The performance of government and government aided schools in the 2011 HSLC exams
- Hueiyen Lanpao Editorial :: July 01 2011 -
Of the total number of candidates fielded by the government schools and the government aided schools, the pass percentage was 54.20% for government schools, and 50.11% for government aided schools. The total number of candidates who sat for the exams for government schools was 7365, and for government aided schools the corresponding figure was 2187.
The pass percentage figures are depressing and shameful. If one were to interpret the facts in a different way it means that of the total of 10,052 candidates half of them or thereabouts sat for the exams knowing well they might not clear their matriculation exams.
Or yet still, without trying to be dramatic, one out of every two candidates knew that he or she might not clear the exams. Who is to be blamed for this shameful state of affairs.

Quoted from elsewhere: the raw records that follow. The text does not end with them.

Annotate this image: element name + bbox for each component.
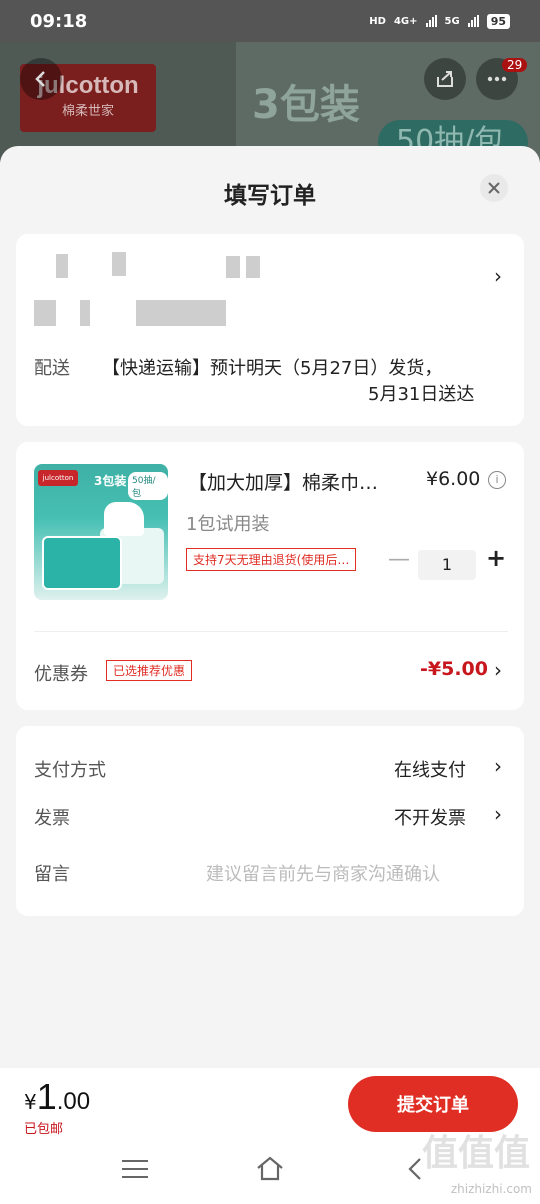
signal-icon xyxy=(425,15,437,27)
product-banner-background: julcotton 棉柔世家 3包装 50抽/包 xyxy=(0,42,540,162)
shipping-label: 已包邮 xyxy=(24,1122,64,1137)
redacted-text xyxy=(80,300,90,326)
battery-indicator: 95 xyxy=(486,13,510,29)
more-icon xyxy=(487,76,507,82)
nav-menu-icon[interactable] xyxy=(122,1160,148,1184)
order-total: ¥1.00 xyxy=(24,1076,91,1117)
message-label: 留言 xyxy=(34,864,70,885)
redacted-text xyxy=(136,300,226,326)
chevron-left-icon xyxy=(35,71,45,87)
quantity-decrease-button[interactable]: — xyxy=(388,547,410,572)
product-title[interactable]: 【加大加厚】棉柔巾… xyxy=(188,468,378,495)
close-icon xyxy=(488,182,500,194)
invoice-label: 发票 xyxy=(34,808,70,829)
nav-home-icon[interactable] xyxy=(255,1156,285,1186)
coupon-value[interactable]: -¥5.00 xyxy=(420,658,488,680)
chevron-right-icon[interactable]: › xyxy=(494,754,502,778)
redacted-text xyxy=(34,300,56,326)
redacted-text xyxy=(226,256,240,278)
return-policy-tag: 支持7天无理由退货(使用后… xyxy=(186,548,357,571)
invoice-value[interactable]: 不开发票 xyxy=(394,804,466,830)
delivery-line2: 5月31日送达 xyxy=(368,384,475,405)
coupon-label: 优惠券 xyxy=(34,664,88,685)
share-icon xyxy=(437,71,453,87)
payment-method-value[interactable]: 在线支付 xyxy=(394,756,466,782)
order-sheet: 填写订单 › 配送 【快递运输】预计明天（5月27日）发货， 5月31日送达 j… xyxy=(0,146,540,1068)
share-button[interactable] xyxy=(424,58,466,100)
chevron-right-icon[interactable]: › xyxy=(494,802,502,826)
notification-badge: 29 xyxy=(502,58,528,72)
delivery-line1: 【快递运输】预计明天（5月27日）发货， xyxy=(102,358,443,379)
back-button[interactable] xyxy=(20,58,62,100)
status-icons: HD 4G+ 5G 95 xyxy=(369,13,510,29)
sheet-title: 填写订单 xyxy=(224,183,316,209)
signal2-icon xyxy=(467,15,479,27)
payment-card: 支付方式 在线支付 › 发票 不开发票 › 留言 建议留言前先与商家沟通确认 xyxy=(16,726,524,916)
quantity-value[interactable]: 1 xyxy=(418,550,476,580)
product-spec: 1包试用装 xyxy=(186,514,270,535)
address-card[interactable]: › 配送 【快递运输】预计明天（5月27日）发货， 5月31日送达 xyxy=(16,234,524,426)
watermark: zhizhizhi.com xyxy=(450,1182,532,1196)
redacted-text xyxy=(112,252,126,276)
banner-headline: 3包装 xyxy=(252,82,360,128)
divider xyxy=(34,631,508,632)
close-button[interactable] xyxy=(480,174,508,202)
quantity-increase-button[interactable]: + xyxy=(486,544,506,572)
product-thumbnail[interactable]: julcotton 3包装 50抽/包 xyxy=(34,464,168,600)
info-icon[interactable]: i xyxy=(488,471,506,489)
redacted-text xyxy=(246,256,260,278)
product-card: julcotton 3包装 50抽/包 【加大加厚】棉柔巾… ¥6.00 i 1… xyxy=(16,442,524,710)
chevron-right-icon[interactable]: › xyxy=(494,658,502,682)
network2-label: 5G xyxy=(444,15,460,27)
message-input[interactable]: 建议留言前先与商家沟通确认 xyxy=(206,860,440,886)
watermark-logo: 值值值 xyxy=(421,1133,530,1174)
network-label: 4G+ xyxy=(393,15,418,27)
status-time: 09:18 xyxy=(30,10,88,32)
coupon-tag: 已选推荐优惠 xyxy=(106,660,193,681)
payment-method-label: 支付方式 xyxy=(34,760,106,781)
chevron-right-icon: › xyxy=(494,264,502,288)
delivery-label: 配送 xyxy=(34,358,70,379)
product-price: ¥6.00 xyxy=(426,468,481,490)
redacted-text xyxy=(56,254,68,278)
hd-icon: HD xyxy=(369,15,386,27)
status-bar: 09:18 HD 4G+ 5G 95 xyxy=(0,0,540,42)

It is the derelict system which is at fault. By the system one means the administrative set up, the infrastructure and the teachers. Each component stands out as a sore thumb. For the vast majority of these involved people, their single minded purpose in life is to prevent or avoid transfers, take inexplicable leaves and to fanatically fight for higher wages.
In these endeavours they are quite willing to use their students as cannon fodder to press home their demands. And since they have no conscience there is no need to show a worried conscience over their acts.

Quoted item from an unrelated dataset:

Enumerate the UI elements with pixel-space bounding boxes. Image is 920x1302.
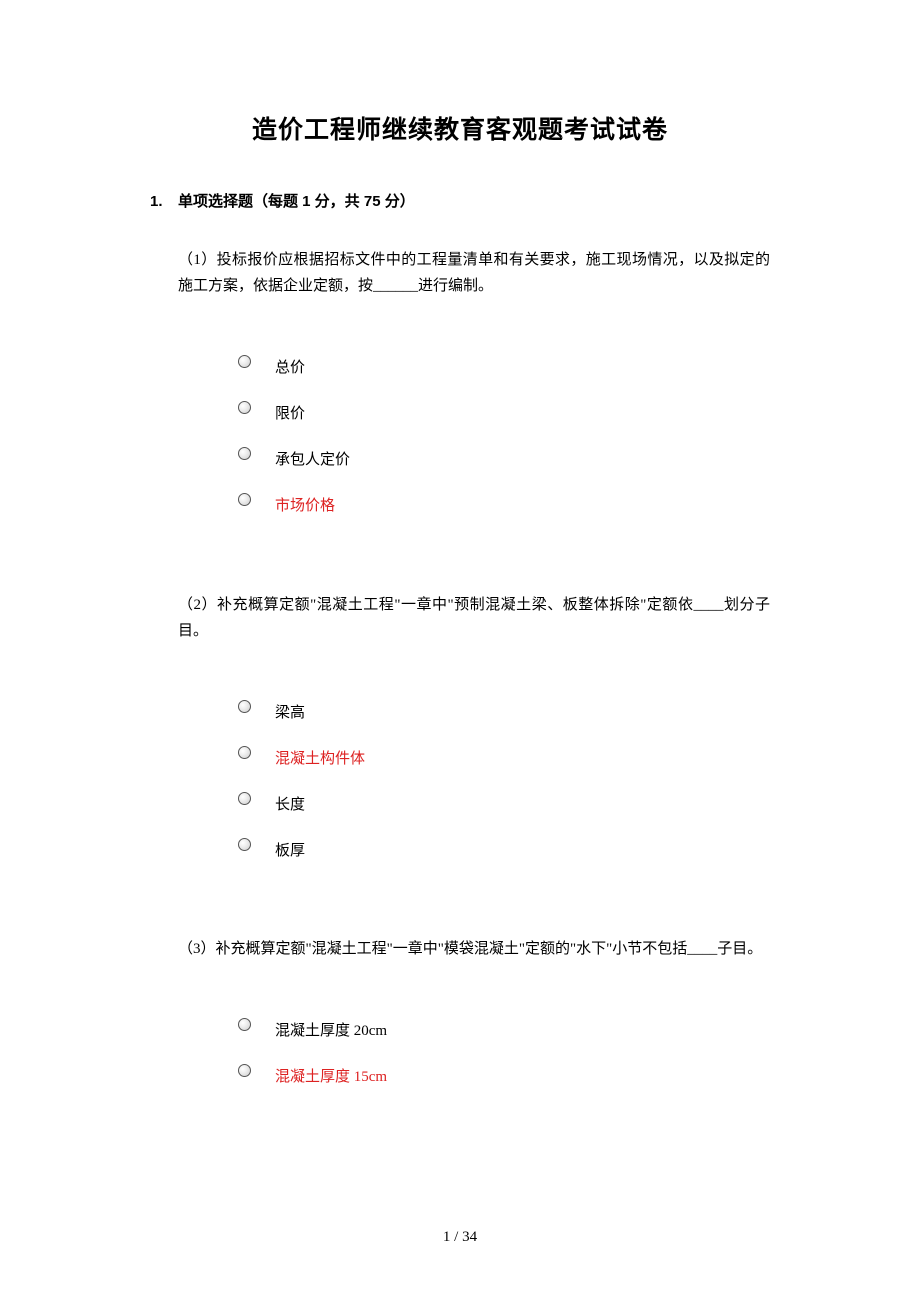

If they had a conscience they would have felt petrified to come out in public unabashedly. The great American world heavyweight boxing champion of the yesteryears, Sugar Ray Robinson, who after being dethroned as world champion, faced a trauma so great that he started wearing a disguise which included a huge pair of dark glasses.
He returned to normalcy only after psychiatric treatment. But the people involved with the education system in Manipur are made of much sterner stuff. Their sense of responsibility and failure lies in the winds.

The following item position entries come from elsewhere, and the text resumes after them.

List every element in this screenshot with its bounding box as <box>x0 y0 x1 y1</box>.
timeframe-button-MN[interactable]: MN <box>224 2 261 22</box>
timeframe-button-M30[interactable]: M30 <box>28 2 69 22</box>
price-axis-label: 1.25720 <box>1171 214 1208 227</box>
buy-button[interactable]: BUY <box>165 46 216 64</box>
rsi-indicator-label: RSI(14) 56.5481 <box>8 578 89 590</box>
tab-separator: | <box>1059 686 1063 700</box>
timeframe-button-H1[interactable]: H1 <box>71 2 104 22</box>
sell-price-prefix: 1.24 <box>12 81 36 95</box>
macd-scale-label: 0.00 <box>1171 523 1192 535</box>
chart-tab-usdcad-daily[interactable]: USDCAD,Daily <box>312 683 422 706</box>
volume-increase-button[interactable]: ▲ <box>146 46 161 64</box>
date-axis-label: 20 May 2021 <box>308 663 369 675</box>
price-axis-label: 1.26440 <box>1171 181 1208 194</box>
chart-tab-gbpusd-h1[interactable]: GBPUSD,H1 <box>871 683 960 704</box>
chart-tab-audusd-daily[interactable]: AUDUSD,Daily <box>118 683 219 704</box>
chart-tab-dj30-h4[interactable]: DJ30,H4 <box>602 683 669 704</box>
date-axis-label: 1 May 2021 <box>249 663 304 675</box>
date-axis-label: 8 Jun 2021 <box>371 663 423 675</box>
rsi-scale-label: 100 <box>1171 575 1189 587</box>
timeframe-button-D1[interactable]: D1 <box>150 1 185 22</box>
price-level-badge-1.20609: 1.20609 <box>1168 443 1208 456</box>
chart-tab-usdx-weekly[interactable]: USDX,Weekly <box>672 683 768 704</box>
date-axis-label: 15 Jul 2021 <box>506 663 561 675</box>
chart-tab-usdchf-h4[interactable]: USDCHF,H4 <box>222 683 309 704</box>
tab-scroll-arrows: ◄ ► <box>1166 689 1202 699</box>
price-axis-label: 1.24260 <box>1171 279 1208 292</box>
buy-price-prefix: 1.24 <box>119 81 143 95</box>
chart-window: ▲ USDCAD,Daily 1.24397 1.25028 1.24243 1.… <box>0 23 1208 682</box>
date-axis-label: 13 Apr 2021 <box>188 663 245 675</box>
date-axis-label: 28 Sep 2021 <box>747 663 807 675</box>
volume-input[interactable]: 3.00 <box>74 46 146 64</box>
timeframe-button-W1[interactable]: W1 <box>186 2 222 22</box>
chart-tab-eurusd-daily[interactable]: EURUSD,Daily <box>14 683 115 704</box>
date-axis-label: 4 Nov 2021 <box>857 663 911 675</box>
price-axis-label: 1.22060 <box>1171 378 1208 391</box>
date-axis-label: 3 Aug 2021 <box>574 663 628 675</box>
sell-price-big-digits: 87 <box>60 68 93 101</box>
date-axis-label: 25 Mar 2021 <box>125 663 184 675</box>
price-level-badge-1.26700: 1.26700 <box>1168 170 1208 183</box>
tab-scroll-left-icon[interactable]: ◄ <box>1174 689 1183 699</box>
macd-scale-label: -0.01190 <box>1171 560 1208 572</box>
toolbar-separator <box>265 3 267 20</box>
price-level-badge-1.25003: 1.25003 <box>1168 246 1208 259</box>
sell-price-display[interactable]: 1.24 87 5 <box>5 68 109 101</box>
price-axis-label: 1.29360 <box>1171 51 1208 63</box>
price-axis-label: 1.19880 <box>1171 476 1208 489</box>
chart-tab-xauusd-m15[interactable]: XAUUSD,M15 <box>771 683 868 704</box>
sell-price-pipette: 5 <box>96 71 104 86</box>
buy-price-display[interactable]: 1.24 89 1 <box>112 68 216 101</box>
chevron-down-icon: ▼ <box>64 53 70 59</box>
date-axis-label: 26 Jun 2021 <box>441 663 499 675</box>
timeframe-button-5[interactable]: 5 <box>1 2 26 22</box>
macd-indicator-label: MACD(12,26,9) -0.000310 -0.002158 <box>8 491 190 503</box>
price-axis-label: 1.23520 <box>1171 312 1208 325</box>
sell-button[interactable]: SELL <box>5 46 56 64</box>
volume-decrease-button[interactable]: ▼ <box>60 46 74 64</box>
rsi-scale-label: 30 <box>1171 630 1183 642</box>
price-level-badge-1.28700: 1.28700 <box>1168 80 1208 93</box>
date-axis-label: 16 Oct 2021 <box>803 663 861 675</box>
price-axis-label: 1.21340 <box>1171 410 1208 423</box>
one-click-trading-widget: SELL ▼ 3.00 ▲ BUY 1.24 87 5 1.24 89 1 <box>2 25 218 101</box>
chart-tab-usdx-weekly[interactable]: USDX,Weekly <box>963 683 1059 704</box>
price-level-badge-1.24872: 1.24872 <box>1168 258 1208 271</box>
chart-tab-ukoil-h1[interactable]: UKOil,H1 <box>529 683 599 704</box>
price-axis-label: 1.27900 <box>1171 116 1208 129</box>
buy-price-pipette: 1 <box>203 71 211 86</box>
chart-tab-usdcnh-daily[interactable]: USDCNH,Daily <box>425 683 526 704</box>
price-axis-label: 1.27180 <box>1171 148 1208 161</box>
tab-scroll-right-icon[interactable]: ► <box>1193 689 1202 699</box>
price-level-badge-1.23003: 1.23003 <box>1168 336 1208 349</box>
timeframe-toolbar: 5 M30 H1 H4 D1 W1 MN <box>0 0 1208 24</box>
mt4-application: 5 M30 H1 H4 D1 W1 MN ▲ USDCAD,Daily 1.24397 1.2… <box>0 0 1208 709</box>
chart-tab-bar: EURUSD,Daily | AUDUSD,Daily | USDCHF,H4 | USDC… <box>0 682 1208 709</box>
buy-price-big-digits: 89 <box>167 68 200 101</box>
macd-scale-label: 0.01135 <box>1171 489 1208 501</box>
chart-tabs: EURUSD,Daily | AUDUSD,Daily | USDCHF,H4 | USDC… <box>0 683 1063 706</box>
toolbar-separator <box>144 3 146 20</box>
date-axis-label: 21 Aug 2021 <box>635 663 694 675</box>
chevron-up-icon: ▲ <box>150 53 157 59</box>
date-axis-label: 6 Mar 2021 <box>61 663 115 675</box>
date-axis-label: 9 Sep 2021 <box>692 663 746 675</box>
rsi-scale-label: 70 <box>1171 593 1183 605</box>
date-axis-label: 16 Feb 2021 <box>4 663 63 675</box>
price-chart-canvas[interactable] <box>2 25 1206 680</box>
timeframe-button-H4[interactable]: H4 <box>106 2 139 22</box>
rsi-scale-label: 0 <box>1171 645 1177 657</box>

When we talk of the system we all understand that the teachers form the keystone. When they are recruited under norms which flout merit and capability it is almost certain we are inviting disaster.
A little digression will help further explain the point. Parents approach those in authority to help secure a government job for their daughters. This in itself is nothing unique, the practice is universal. But there is an aberration in Manipur's case.
If those in authority inquire what type of job the parents have in mind for their daughter the answer is an immediate give away.
"A small job like being a teacher would be perfect. After all frequent transfers will affect her family, and more important, she will have more time to devote to her family".
The result? The result is that if you ask a teacher, 'What kind of a tree is that?', the likeliest answer will be 'It is a wooden tree'.